La tentazione dell’uomo forte e la via della Croce

di Aurelio Porfiri

La moderna invasione di media di tutti i tipi ci ha portati a disporre di molte più notizie di quelle che riusciamo a digerire. Il problema non è più la mancanza di informazione, ma è l’indigestione di informazione, il fatto che di essa ci stiamo ingozzando senza essere capaci di assimilarla appropriatamente. Pensiamo a ciò che circola sui blog cattolici conservatori e tradizionalisti: una marea di notizie che non è facile gestire.

Nei tanti contributi, a volte pregevoli a volte meno, emerge comunque un dato: il grande senso di smarrimento nei fedeli che cercano il modo più adeguato per navigare in mezzo alla grande crisi nella Chiesa.

In alcuni, non in tutti, si manifesta così la tendenza a cercare “l’uomo forte”, ovvero quel prelato o intellettuale cattolico a cui aggrapparsi per tirarsi fuori dalla situazione in cui ci si trova impantanati. A volte si tratta di figure anche rispettabili, altre volte di personalità dalle caratteristiche singolari (non vuole essere un complimento). Una parte importante è quella giocata dal mondo dell’apparizionismo, che negli ultimi anni ha fatto fronte comune con i settori del tradizionalismo cattolico connotati in senso sempre più apocalittico.

Ma davvero ci salverà l’uomo forte? Purtroppo, credo che non sia questa la via da seguire. Se è vero che la storia è magistra vitae, come ci insegna Cicerone, allora dovremmo guardare ad essa.

Pensiamo al “messia” Simone Bar Kōkhebā, leader ebraico del secondo secolo che guidò una rivolta contro i romani. Ne parla Vittorio Messori in Ipotesi su Gesù, laddove racconta le aspettative messianiche tra gli ebrei:

Devono, soprattutto, convertirsi a un’idea di Messia non solo nuova ma addirittura scandalosa. Sarebbe stato ben più logico che questa fede, se proprio doveva sorgere, si coagulasse piuttosto attorno a qualche altro pretendente. Rispondevano tanto meglio, quegli altri, alle attese messianiche! Erano persino belli, di forza erculea, dagli occhi che sprizzavano energia; così è scritto di Bar Kokheba, il “Messia” nel cui nome gli ebrei lasciano devastare sino in fondo Israele. Disse di lui Adriano, imperatore dei romani: “Se Dio non lo avesse ucciso, nessuno sarebbe riuscito a toccarlo”.

In effetti questo Simone, chiamato il “figlio della stella”, sembrava possedere tutte le doti che ci si poteva aspettare da un messia: era un leader militare, era prestante, era carismatico.

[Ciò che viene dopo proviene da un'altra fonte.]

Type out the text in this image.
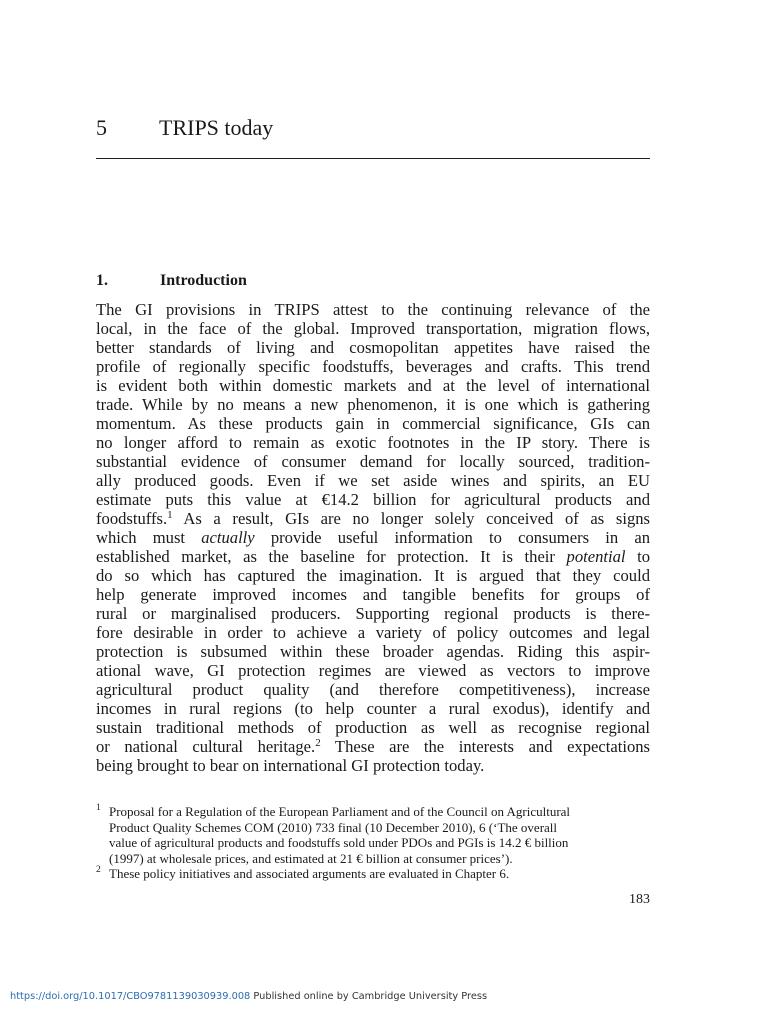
5 TRIPS today
1.	Introduction
The GI provisions in TRIPS attest to the continuing relevance of the
local, in the face of the global. Improved transportation, migration flows,
better standards of living and cosmopolitan appetites have raised the
profile of regionally specific foodstuffs, beverages and crafts. This trend
is evident both within domestic markets and at the level of international
trade. While by no means a new phenomenon, it is one which is gathering
momentum. As these products gain in commercial significance, GIs can
no longer afford to remain as exotic footnotes in the IP story. There is
substantial evidence of consumer demand for locally sourced, tradition-
ally produced goods. Even if we set aside wines and spirits, an EU
estimate puts this value at €14.2 billion for agricultural products and
foodstuffs.$^1$ As a result, GIs are no longer solely conceived of as signs
which must actually provide useful information to consumers in an
established market, as the baseline for protection. It is their potential to
do so which has captured the imagination. It is argued that they could
help generate improved incomes and tangible benefits for groups of
rural or marginalised producers. Supporting regional products is there-
fore desirable in order to achieve a variety of policy outcomes and legal
protection is subsumed within these broader agendas. Riding this aspir-
ational wave, GI protection regimes are viewed as vectors to improve
agricultural product quality (and therefore competitiveness), increase
incomes in rural regions (to help counter a rural exodus), identify and
sustain traditional methods of production as well as recognise regional
or national cultural heritage.$^2$ These are the interests and expectations
being brought to bear on international GI protection today.
1 Proposal for a Regulation of the European Parliament and of the Council on Agricultural
Product Quality Schemes COM (2010) 733 final (10 December 2010), 6 (‘The overall
value of agricultural products and foodstuffs sold under PDOs and PGIs is 14.2 € billion
(1997) at wholesale prices, and estimated at 21 € billion at consumer prices’).
2 These policy initiatives and associated arguments are evaluated in Chapter 6.
183
https://doi.org/10.1017/CBO9781139030939.008 Published online by Cambridge University Press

Ma la sua azione finì in rovina e causò una repressione ancora più dura da parte dei romani.

Messori passa poi a descrivere il nostro Messia:

Di Gesù, la bellezza fisica non doveva impressionare, visto che nessuno degli evangelisti vi fa il minimo cenno. Forse era davvero d’aspetto dimesso e apparentemente triste come lo rappresenta Rembrandt nella tela sui discepoli di Emmaus? O era persino zoppo, colle spalle curve, come lo dicono antichissime tradizioni orientali? Sant’Ireneo se lo figura infirmus, ingloriosus, indecorus, “di aspetto sgraziato”, addirittura.

Insomma, sembrava avere tutte le caratteristiche per essere scartato dal ruolo di Messia, eppure trionfò, mentre Simone, “figlio della stella”, è ricordato solo da qualche storico.

Dovremmo ricordare questa lezione quando ci accodiamo a leader che sembrano offrirci soluzioni efficaci alla crisi della Chiesa, a coloro che si vantano del numero di seguaci e follower, a coloro che cercano un martirio di cui non sono degni. Non sarà l’uomo forte a salvarci. Il nostro destino è di essere sulla croce come il “Messia inglorioso” che però, di fatto, ha trionfato anche contro quel Simone che perseguitava i cristiani e chiedeva loro di rinnegare Gesù per seguire lui.

In Matteo 24 viene detto: «Sorgeranno molti falsi profeti e inganneranno molti; per il dilagare dell’iniquità, l’amore di molti si raffredderà. Ma chi persevererà sino alla fine, sarà salvato». Non lo neghiamo: la perseveranza non è facile e molti vacillano. Ma la soluzione non è trovare rassicurazione in coloro che non possono da soli salvare sé stessi né tantomeno possono salvare noi. Bisogna accettare la croce, il dolore dei chiodi e del supplizio. Questo solo ci aspetta.